Several similar websites, such as Kickstarter.com, Razoo.com, IndieGogo.com and CrowdRise.com, are helping artists, musicians and nonprofits run campaigns to tap online giving. Such sites have helped raise millions of dollars and are redefining how people launch new business ventures and philanthropic endeavors, according to giving experts.

“You don’t have to be Bill Gates to make a difference,” said David Lam, vice president of strategy for Washington, D.C.-based Razoo.com, which has funneled more than $52 million to nonprofits since starting in 2008. “Even if you give $10, that’s a good step.”

Jimmy Lin, the founder of the Rare Genomics Institute and a Johns Hopkins Ph.D. and medical degree candidate, wanted to bring the crowd-funding model to undiagnosed or rare diseases. They number in the thousands but don’t attract as much attention from government and university researchers, foundations and biopharmaceutical companies.

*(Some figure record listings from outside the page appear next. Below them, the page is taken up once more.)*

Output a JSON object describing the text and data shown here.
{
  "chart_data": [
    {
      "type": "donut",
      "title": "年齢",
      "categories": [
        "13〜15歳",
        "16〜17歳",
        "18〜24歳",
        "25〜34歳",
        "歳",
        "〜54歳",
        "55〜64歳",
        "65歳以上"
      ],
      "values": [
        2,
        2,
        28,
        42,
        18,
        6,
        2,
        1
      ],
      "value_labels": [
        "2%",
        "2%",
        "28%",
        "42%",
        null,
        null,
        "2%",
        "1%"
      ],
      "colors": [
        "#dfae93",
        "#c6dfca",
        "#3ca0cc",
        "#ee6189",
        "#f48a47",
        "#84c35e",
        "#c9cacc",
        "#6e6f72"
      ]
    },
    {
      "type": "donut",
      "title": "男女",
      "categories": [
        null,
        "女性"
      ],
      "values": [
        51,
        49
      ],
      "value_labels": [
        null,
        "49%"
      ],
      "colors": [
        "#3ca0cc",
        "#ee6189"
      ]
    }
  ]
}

“The traditional funding model from the top down (for government medical research) or from foundations is very hard to reach these patients,” said Lin, 32, a native of Taiwan.

Lin plans to seek foundation funding to help with startup and operational costs, and people who visit the website can donate to support Rare Genomics’ overall work, in addition to individual children’s campaigns. Rare Genomics allows the patients to keep 100 percent of the donations they raise; typically, crowd-funding sites take a small percentage of the money raised as revenue.

Lin hopes to fill a need within the loose-knit community of families and researchers who work on undiagnosed diseases.

Advocates say it’s not clear how many people suffer from unknown ailments because there is no central data-gathering effort.

Raising funds through individual giving is still important, said Buffy Beaudoin-Schwartz, spokeswoman for the Association of Baltimore Area Grantmakers.

“I think the notion of collaborative giving is something that is appealing to people,” said Beaudoin-Schwartz. “It’s a new way to engage a younger generation of givers.”